Asking for help about implementing Bilinear CNN using PyTorch
According to the Tensorflow versionhttps://github.com/abhaydoke09/Bilinear-CNN-TensorFlow, I try to implement Bilinear-CNN using a two-stage training strategy. First to freeze beginning layers and train the last FC layer only, then fine-tuning the whole network.
When I am trying to implement it using PyTorch, in the first stage (lr=1, lr_stepsize=10,total_epoch=20); the accuracy rises to 55%. In the second stage (start from epoch20, lr=1e-2), the accuracy ends at 63%. It is unsatifactory. Training losses and accuracies are as follows:
Key codes are as follows:
# The definition of Bilinear CNN
# input: [batch, channel, height, width]
class VggBasedNet_bilinear(nn.Module):
def __init__(self, originalModel):
super(VggBasedNet_bilinear, self).__init__()
# feature extraction from Conv5_3 with relu
self.features = nn.Sequential(*list(original_vgg16.features)[:-1])

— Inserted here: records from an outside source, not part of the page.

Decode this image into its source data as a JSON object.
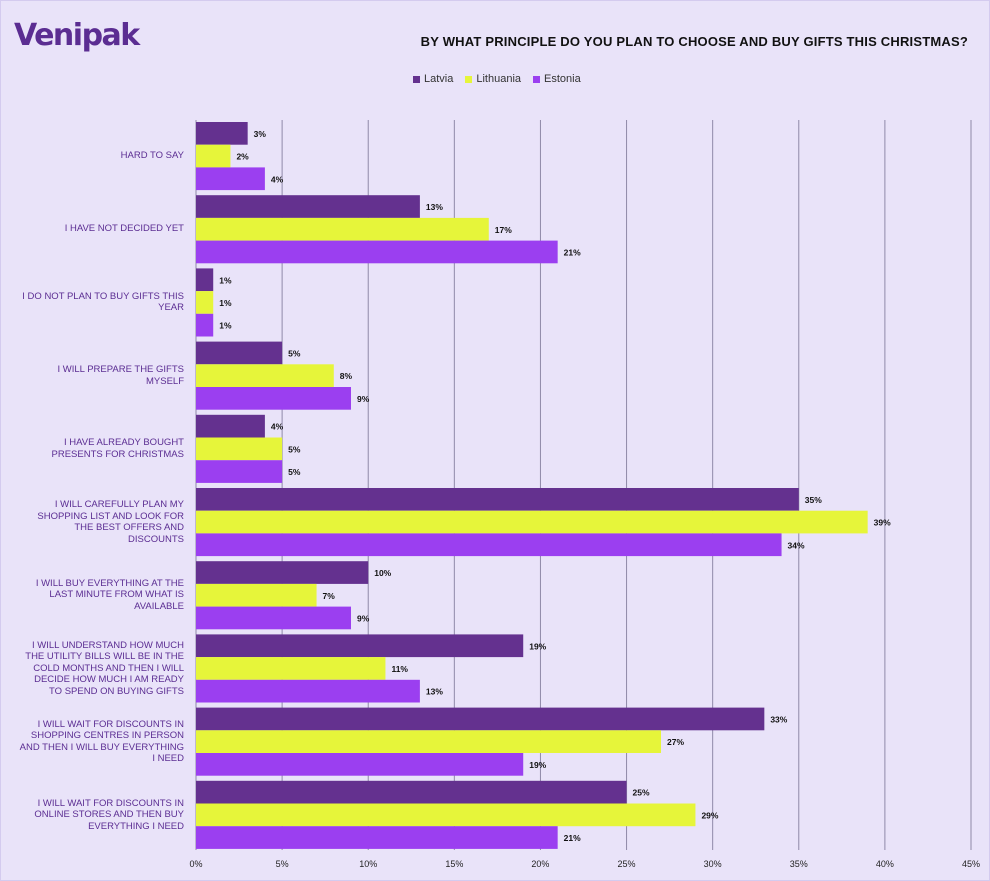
{
  "brand": {
    "logo_text": "Venipak"
  },
  "chart_data": {
    "type": "bar",
    "orientation": "horizontal",
    "title": "BY WHAT PRINCIPLE DO YOU PLAN TO CHOOSE AND BUY GIFTS THIS CHRISTMAS?",
    "legend_position": "top",
    "grid": true,
    "xlim": [
      0,
      45
    ],
    "x_ticks": [
      "0%",
      "5%",
      "10%",
      "15%",
      "20%",
      "25%",
      "30%",
      "35%",
      "40%",
      "45%"
    ],
    "categories": [
      "HARD TO SAY",
      "I HAVE NOT DECIDED YET",
      "I DO NOT PLAN TO BUY GIFTS THIS YEAR",
      "I WILL PREPARE THE GIFTS MYSELF",
      "I HAVE ALREADY BOUGHT PRESENTS FOR CHRISTMAS",
      "I WILL CAREFULLY PLAN MY SHOPPING LIST AND LOOK FOR THE BEST OFFERS AND DISCOUNTS",
      "I WILL BUY EVERYTHING AT THE LAST MINUTE FROM WHAT IS AVAILABLE",
      "I WILL UNDERSTAND HOW MUCH THE UTILITY BILLS WILL BE IN THE COLD MONTHS AND THEN I WILL DECIDE HOW MUCH I AM READY TO SPEND ON BUYING GIFTS",
      "I WILL WAIT FOR DISCOUNTS IN SHOPPING CENTRES IN PERSON AND THEN I WILL BUY EVERYTHING I NEED",
      "I WILL WAIT FOR DISCOUNTS IN ONLINE STORES AND THEN BUY EVERYTHING I NEED"
    ],
    "series": [
      {
        "name": "Latvia",
        "color": "#64318f",
        "values": [
          3,
          13,
          1,
          5,
          4,
          35,
          10,
          19,
          33,
          25
        ]
      },
      {
        "name": "Lithuania",
        "color": "#e6f53a",
        "values": [
          2,
          17,
          1,
          8,
          5,
          39,
          7,
          11,
          27,
          29
        ]
      },
      {
        "name": "Estonia",
        "color": "#9b3ff0",
        "values": [
          4,
          21,
          1,
          9,
          5,
          34,
          9,
          13,
          19,
          21
        ]
      }
    ],
    "data_labels": [
      [
        "3%",
        "13%",
        "1%",
        "5%",
        "4%",
        "35%",
        "10%",
        "19%",
        "33%",
        "25%"
      ],
      [
        "2%",
        "17%",
        "1%",
        "8%",
        "5%",
        "39%",
        "7%",
        "11%",
        "27%",
        "29%"
      ],
      [
        "4%",
        "21%",
        "1%",
        "9%",
        "5%",
        "34%",
        "9%",
        "13%",
        "19%",
        "21%"
      ]
    ]
  }
}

self.classifier = nn.Linear(512 * 512, args.numClasses)
def forward(self, x):
# feature extraction from Conv5_3 with relu
x = self.features(x).view(-1,512,784)
# outer production of features on each position over height*width; average pooling
x = torch.matmul(x, x.permute(0,2,1)).view(-1,512*512)/784.0
# signed sqrt
x = torch.mul(torch.sign(x),torch.sqrt(torch.abs(x)+1e-12))
# L2 normalization
x = F.normalize(x, p=2, dim=1)
# final FC layer
x = self.classifier(x)
return x
I am sure that there is no wrong in rest codes because I only changed the network structure based on a VGG16 fine-tuning script.
Anyone who is familiar with both Bilinear-CNN and PyTorch can help me?